Important Considerations

  1. Chunk Size: docling should be configured to produce text chunks of a reasonable size. Very long chunks can lose semantic detail, while very short chunks might lack context. A good starting point is around 200-500 words per chunk. This also ensures you don’t exceed the token limit for the Gemini embedding model.
  2. Cost Management: Every call to the Gemini API will incur a cost. Batching significantly reduces the number of requests but the cost is based on the total number of tokens processed. Monitor your usage in the Google AI Platform dashboard.
  3. Rate Limiting & Error Handling: The Gemini API has rate limits (e.g., requests per minute). The client library may throw exceptions when these limits are hit. Because this code runs in a Laravel Job, Laravel’s queue system will automatically retry the job based on your queue configuration (e.g., retry 3 times with an exponential backoff), which is perfect for handling temporary rate limiting or network issues.

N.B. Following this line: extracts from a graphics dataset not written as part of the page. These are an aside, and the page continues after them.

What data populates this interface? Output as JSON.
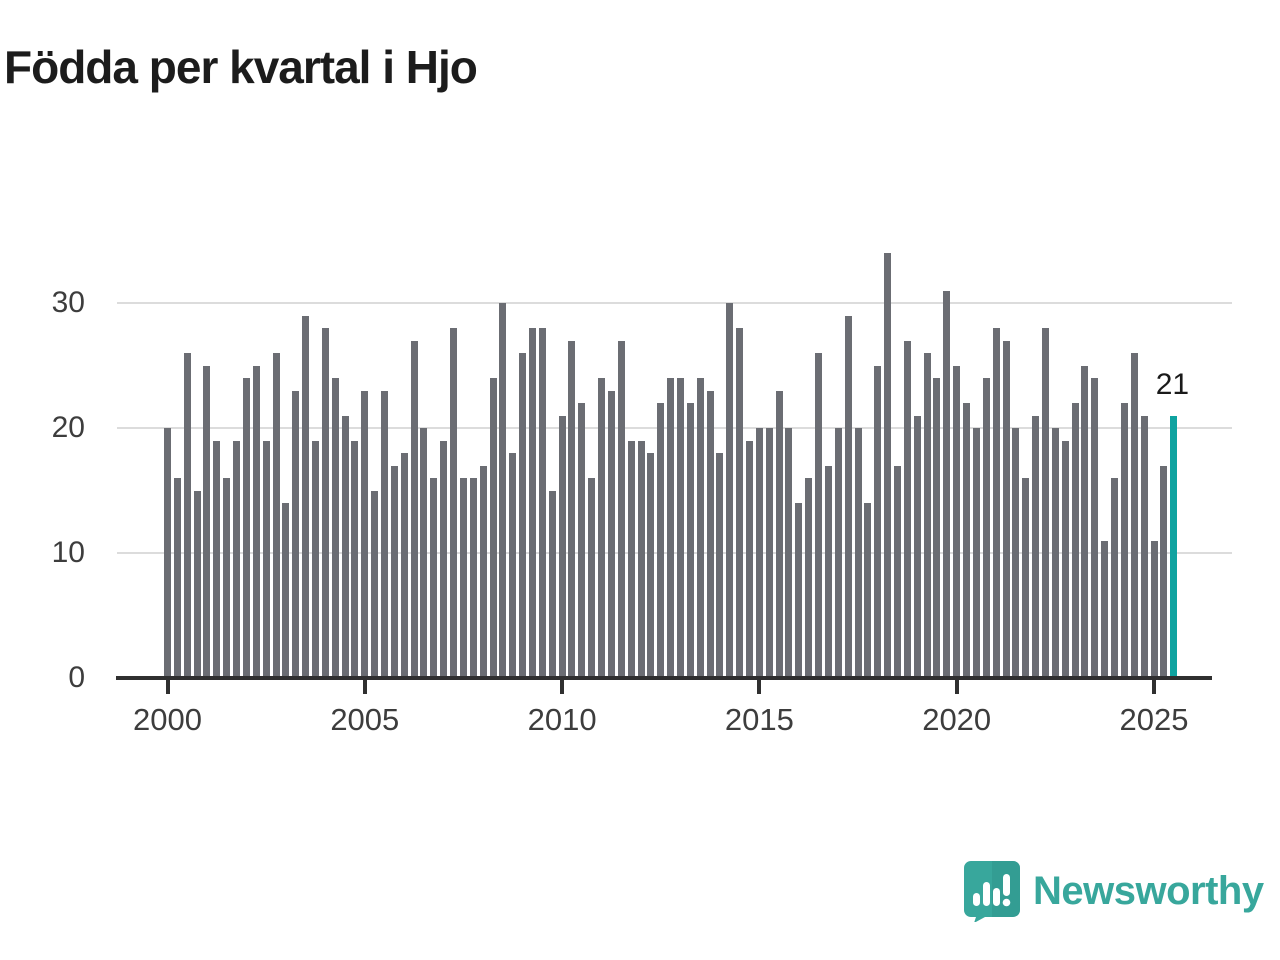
{
  "title": "Födda per kvartal i Hjo",
  "annotation_label": "21",
  "brand": "Newsworthy",
  "colors": {
    "bar": "#6b6d73",
    "highlight": "#0fa3a0",
    "logo_teal": "#38a79c",
    "logo_teal_dark": "#2f968c",
    "axis_line": "#303030",
    "grid": "#dcdcdc",
    "label": "#3d3d3d",
    "title_text": "#1c1c1c"
  },
  "chart_data": {
    "type": "bar",
    "title": "Födda per kvartal i Hjo",
    "x_unit": "quarter",
    "start_year": 2000,
    "start_quarter": 1,
    "end_year": 2025,
    "end_quarter": 3,
    "values": [
      20,
      16,
      26,
      15,
      25,
      19,
      16,
      19,
      24,
      25,
      19,
      26,
      14,
      23,
      29,
      19,
      28,
      24,
      21,
      19,
      23,
      15,
      23,
      17,
      18,
      27,
      20,
      16,
      19,
      28,
      16,
      16,
      17,
      24,
      30,
      18,
      26,
      28,
      28,
      15,
      21,
      27,
      22,
      16,
      24,
      23,
      27,
      19,
      19,
      18,
      22,
      24,
      24,
      22,
      24,
      23,
      18,
      30,
      28,
      19,
      20,
      20,
      23,
      20,
      14,
      16,
      26,
      17,
      20,
      29,
      20,
      14,
      25,
      34,
      17,
      27,
      21,
      26,
      24,
      31,
      25,
      22,
      20,
      24,
      28,
      27,
      20,
      16,
      21,
      28,
      20,
      19,
      22,
      25,
      24,
      11,
      16,
      22,
      26,
      21,
      11,
      17,
      21
    ],
    "highlight_last": true,
    "highlight_value": 21,
    "annotation": "21",
    "ylim": [
      0,
      35
    ],
    "y_ticks": [
      0,
      10,
      20,
      30
    ],
    "x_tick_years": [
      2000,
      2005,
      2010,
      2015,
      2020,
      2025
    ],
    "grid": "horizontal",
    "legend": "none"
  }
}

  4. Database Connection: Ensure your config/database.php has a separate connection configured for Supabase. This allows you to use Laravel’s standard DB facade while keeping your main app’s database separate.
// config/database.php
'connections' => [
    // ... your default mysql/pgsql connection
    'supabase' => [
        'driver' => 'pgsql',
        'host' => env('SUPABASE_DB_HOST'),
        'port' => env('SUPABASE_DB_PORT'),
        'database' => env('SUPABASE_DB_DATABASE'),
        'username' => env('SUPABASE_DB_USERNAME'),
        'password' => env('SUPABASE_DB_PASSWORD'),
        'charset' => 'utf8',
        'prefix' => '',
        'schema' => 'public',
        'sslmode' => 'prefer',
    ],
]
This detailed approach provides a robust, efficient, and maintainable way to integrate a powerful external AI service directly into your Laravel application’s asynchronous workflow.